You know the fact about how it only takes 21 takes to form a habit?
I happen to be the kind of person incapable of habitual things. Whatever the opposite of an addict is – that’s me. I smoked cigarettes socially in college because I went to an arts school and everyone (no seriously, everyone) else did. When I left school I stopped. I drank quite a bit in college. When I left school I stopped. I bite my nails every now and then but not regularly.
I have been writing in this blog EVERY DAY for THREE MONTHS but tonight I was falling asleep and realized I forgot to post my blog. This wouldn’t be so crazy except that it happens AT LEAST once a week. On average, I forget twice a week about something I do every day. That would be like forgetting to brush my teeth or shower. My brain just does not have the capacity to care about this routine fully.

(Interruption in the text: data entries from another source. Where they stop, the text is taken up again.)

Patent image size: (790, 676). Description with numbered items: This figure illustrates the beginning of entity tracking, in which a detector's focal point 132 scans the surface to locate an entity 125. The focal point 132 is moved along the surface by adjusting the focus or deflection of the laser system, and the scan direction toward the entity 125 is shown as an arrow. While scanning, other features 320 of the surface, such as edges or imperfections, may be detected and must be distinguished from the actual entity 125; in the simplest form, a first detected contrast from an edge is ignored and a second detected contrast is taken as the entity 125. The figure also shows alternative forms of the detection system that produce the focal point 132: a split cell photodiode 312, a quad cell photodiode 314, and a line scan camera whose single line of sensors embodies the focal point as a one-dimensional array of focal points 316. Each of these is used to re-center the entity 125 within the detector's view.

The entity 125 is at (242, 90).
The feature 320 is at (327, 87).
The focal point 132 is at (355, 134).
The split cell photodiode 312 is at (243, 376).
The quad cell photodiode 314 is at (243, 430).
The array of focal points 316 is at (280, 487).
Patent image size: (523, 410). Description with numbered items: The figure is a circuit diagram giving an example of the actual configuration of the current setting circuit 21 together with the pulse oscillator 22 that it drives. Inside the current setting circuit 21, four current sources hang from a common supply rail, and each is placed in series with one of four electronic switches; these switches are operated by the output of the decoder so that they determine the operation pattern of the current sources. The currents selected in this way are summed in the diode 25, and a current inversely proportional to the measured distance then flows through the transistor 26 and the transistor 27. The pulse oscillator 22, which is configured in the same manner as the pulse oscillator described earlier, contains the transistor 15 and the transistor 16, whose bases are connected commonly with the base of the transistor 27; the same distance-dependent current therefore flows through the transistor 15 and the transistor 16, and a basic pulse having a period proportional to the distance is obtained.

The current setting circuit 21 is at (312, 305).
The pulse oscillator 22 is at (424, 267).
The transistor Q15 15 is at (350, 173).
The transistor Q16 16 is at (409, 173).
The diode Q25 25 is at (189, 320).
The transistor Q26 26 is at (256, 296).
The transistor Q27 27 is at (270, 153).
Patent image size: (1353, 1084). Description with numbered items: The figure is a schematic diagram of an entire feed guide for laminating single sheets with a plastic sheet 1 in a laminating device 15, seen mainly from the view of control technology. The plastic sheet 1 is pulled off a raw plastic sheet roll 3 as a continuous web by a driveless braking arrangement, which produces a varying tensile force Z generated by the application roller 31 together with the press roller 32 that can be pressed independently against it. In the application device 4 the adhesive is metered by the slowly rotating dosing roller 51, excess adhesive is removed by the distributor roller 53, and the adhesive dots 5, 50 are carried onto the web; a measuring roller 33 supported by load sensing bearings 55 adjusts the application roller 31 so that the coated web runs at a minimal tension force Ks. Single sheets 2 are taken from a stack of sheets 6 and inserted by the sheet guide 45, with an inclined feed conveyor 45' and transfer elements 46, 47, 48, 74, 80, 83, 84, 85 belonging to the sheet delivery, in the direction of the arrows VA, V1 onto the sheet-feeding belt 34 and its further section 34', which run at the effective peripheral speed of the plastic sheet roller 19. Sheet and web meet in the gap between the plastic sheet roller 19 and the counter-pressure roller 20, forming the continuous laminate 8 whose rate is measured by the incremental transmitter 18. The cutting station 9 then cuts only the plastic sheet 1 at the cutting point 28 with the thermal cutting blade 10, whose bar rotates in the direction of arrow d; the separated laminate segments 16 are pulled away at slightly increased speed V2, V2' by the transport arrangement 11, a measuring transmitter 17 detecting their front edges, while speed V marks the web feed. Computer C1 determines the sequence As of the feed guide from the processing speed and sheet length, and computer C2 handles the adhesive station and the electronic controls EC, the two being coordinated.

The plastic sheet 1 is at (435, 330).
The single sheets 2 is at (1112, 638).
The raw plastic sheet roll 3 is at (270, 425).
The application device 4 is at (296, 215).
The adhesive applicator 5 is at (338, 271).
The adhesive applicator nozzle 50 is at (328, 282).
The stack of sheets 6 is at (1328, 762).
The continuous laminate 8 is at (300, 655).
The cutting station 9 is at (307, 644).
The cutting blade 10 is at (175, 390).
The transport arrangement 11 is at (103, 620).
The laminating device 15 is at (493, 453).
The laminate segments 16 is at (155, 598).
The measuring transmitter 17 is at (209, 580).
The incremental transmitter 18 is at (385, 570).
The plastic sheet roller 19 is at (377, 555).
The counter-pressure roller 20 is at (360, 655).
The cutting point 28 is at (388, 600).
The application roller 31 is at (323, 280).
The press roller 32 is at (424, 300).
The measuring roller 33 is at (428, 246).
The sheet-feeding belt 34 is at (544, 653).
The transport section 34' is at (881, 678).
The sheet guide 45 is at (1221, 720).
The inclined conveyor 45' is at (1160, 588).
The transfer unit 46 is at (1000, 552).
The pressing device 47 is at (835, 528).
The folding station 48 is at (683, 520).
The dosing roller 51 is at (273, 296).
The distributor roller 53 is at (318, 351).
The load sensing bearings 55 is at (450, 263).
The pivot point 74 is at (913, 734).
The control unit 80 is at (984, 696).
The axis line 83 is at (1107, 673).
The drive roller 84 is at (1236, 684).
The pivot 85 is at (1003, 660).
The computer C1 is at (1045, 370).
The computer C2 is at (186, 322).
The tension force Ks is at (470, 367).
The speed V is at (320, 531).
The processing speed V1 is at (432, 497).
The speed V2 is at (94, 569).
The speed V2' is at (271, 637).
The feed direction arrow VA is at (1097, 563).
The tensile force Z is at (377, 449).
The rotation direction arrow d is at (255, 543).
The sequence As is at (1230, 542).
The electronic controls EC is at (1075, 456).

Poor little noggin, workin’ so hard.
Anyway, today is Halloween which means David and I have been together a year. Hurrah. We had Thai food for dinner, spent some time together, and now my sleepy ass is off to bed. A very exciting romantic holiday indeed. I know he thinks that this whole “engagement” thing got him off the hook for a present today but that’s quite not the case. He has two hours to woo me. Two hours, David. I know you hear me.
I am a fan of flowery, feathery headbands. I support this trend. Today, I went even further. I wore a black fuzzy headband with two pumpkin antennae coming about nine inches off of the headband. I wore this to work. In my professional office full of nicely dressed people. That is how professional I am. I also went out to lunch with my mom and her work friend and you’re damn right I walked into the restaurant with my bouncy pumpkin headband on, got a table, and waited for them patiently – all while acting like there was nothing strange about my appearance.
Today was a fairly subdued and lovely Monday. No major complaints. Always a good thing.
“Desire nothing. Give up all desires and be happy.” Swami Sivananda
Okay. I can’t remember to do something that I’ve done for 92 previous days and now you want me to change my mind to just stop desiring things? This, Swams, is not so simple.